Édito
Panthéonisation de Marc Bloch : l’engagement intellectuel comme rempart contre la trahison des clercs
Institut Montaigne
La récente panthéonisation de Marc Bloch offre l’occasion de s’interroger sur la figure de l’intellectuel engagé, dont l’héritage dépasse largement le cadre de l’historiographie. Fondateur de l’école des Annales, Bloch a marqué l’histoire par une approche transdisciplinaire et une exigence méthodologique rigoureuse, mais aussi par un courage civique qui en fait un modèle de probité.
Un héritage intellectuel au service de la vérité
Marc Bloch, historien d’origine alsacienne et juive, a construit son œuvre sur un refus : celui des récits glorieux et des mythes fondateurs au profit d’une analyse des structures sociales et des mentalités. Son refus de l’histoire-bataille, illustré par des travaux comme Les Rois thaumaturges, reflète une volonté de déconstruire les essences figées et les identités marmoréennes pour restituer la complexité des constructions humaines. Cette démarche, révolutionnaire pour l’époque, s’inscrit dans une quête d’honnêteté intellectuelle où la nuance et la patience priment sur les jugements hâtifs.

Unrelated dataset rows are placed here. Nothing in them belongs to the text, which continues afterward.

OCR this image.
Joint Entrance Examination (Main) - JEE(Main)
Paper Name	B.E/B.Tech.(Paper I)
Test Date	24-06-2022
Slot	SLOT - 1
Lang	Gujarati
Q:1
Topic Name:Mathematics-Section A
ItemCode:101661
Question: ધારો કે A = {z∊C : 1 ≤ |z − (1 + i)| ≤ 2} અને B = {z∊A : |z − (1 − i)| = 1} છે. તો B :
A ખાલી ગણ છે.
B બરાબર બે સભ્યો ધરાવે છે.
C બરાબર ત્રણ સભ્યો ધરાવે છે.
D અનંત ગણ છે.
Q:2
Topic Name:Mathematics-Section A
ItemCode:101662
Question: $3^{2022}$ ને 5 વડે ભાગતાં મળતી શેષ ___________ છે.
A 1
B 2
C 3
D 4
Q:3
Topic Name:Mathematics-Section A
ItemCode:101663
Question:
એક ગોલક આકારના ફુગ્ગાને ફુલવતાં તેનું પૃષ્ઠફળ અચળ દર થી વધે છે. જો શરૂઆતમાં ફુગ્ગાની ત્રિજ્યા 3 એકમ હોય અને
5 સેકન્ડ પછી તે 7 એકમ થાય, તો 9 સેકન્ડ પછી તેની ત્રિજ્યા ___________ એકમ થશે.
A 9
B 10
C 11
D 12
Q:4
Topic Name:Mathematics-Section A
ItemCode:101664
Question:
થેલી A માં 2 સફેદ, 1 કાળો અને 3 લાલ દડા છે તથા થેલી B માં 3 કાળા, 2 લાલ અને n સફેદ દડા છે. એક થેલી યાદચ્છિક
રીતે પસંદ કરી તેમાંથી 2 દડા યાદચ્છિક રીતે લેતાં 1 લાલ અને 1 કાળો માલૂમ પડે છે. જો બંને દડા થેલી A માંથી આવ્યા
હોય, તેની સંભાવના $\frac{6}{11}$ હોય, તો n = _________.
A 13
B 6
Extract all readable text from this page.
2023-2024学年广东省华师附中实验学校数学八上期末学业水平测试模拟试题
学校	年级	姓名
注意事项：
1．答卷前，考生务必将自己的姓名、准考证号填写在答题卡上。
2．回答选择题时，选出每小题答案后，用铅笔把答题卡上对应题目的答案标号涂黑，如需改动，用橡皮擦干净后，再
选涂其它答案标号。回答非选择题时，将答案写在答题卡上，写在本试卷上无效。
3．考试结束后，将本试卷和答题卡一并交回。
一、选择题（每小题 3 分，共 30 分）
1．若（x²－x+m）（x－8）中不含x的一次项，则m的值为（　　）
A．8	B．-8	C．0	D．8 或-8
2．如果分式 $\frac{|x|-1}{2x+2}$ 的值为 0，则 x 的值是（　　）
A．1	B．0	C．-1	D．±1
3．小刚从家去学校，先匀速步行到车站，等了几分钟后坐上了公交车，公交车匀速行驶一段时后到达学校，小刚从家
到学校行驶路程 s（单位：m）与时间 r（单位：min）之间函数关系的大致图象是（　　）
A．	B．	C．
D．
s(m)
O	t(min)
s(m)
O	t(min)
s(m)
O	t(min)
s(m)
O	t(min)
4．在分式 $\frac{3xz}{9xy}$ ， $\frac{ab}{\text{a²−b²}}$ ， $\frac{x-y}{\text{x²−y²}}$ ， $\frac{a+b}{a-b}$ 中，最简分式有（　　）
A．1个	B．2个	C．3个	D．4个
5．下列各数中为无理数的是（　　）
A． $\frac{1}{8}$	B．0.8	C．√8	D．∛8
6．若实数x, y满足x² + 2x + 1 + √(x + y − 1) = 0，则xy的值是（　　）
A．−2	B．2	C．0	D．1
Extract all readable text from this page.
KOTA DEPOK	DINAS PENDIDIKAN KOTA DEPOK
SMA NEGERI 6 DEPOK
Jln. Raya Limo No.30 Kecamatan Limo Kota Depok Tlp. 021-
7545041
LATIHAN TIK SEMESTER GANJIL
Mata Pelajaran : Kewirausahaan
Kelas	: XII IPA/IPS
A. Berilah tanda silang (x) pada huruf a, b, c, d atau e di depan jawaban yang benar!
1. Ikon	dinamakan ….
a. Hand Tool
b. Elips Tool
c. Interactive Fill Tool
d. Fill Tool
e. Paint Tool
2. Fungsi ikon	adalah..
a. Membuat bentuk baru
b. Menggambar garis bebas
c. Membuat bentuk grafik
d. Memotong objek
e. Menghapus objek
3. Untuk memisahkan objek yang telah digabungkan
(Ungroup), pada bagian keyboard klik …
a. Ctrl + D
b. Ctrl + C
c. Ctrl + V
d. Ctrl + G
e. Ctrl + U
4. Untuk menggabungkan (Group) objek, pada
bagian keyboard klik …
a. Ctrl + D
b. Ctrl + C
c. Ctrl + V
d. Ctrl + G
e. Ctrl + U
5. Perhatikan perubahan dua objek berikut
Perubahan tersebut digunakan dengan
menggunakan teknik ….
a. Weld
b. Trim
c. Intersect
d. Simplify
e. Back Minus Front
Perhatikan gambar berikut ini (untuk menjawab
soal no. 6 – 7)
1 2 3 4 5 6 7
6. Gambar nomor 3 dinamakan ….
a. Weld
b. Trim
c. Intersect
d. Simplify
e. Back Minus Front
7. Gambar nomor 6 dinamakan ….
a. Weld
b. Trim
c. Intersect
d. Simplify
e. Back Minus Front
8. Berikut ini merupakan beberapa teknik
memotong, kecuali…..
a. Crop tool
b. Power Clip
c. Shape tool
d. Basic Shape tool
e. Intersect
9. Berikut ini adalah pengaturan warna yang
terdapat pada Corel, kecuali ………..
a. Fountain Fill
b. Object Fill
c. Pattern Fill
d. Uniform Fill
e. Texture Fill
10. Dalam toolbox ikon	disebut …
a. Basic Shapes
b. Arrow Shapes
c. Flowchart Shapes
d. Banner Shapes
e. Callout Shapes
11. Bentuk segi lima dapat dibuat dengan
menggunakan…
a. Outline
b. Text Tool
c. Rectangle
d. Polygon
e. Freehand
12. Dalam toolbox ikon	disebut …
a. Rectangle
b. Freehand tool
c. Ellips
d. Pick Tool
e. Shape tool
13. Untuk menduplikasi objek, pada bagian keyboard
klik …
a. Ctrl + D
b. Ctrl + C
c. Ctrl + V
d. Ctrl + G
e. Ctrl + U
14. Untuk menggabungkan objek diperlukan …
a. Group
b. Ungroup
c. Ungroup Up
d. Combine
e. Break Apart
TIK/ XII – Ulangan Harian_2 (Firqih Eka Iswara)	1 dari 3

L’engagement comme prolongement de la science
L’engagement de Marc Bloch ne fut pas une rupture avec sa méthode, mais son prolongement le plus rigoureux. Face à la capitulation des élites et à la montée des passions particulières, il incarne une résistance par la vérité. Son épitaphe, Dilexit veritatem (« il aima la vérité »), résume cette exigence : la vérité ne se décrète pas, elle se construit par un travail méthodique et une intégrité sans faille.
La trahison des clercs : silence, abstraction et compromission
L’ouvrage La Trahison des clercs de Julien Benda, souvent cité pour dénoncer l’abandon de l’universel au profit des passions particulières, ne couvre qu’une partie du problème. Bloch a identifié une trahison plus insidieuse : celle du silence confortable, de la neutralité désincarnée qui se drape dans l’universel pour éviter de affronter le réel. Son parcours montre que l’intellectuel doit assumer sa responsabilité sociale, non par un engagement militant, mais par la rigueur de son analyse et la constance de ses principes.
De l’historien au résistant : l’intégrité comme acte politique
L’été 1940, marqué par la défaite française et l’instauration du régime de Vichy, illustre l’échec des clercs à résister par le silence. Bloch, lui, a choisi l’action : son engagement dans la Résistance fut la continuation logique de son refus des mythes et de son attachement à la vérité. Son martyre rappelle que l’intégrité intellectuelle n’est pas une vertu académique, mais une condition de survie de la démocratie.
Éviter la mythification : rendre justice à l’œuvre
La postérité a souvent transformé Marc Bloch en une figure mythifiée, dont la statue dispense de lire l’œuvre. Pourtant, rendre justice à son héritage implique de revenir au savant, à sa méthode et à son refus du jugement facile. Comme il l’a fait pour les rois guérisseurs, il faut mesurer l’écart entre le Bloch réel et le Bloch mythifié, pour éviter que son nom ne devienne un blanc-seing invoqué à tort et à travers.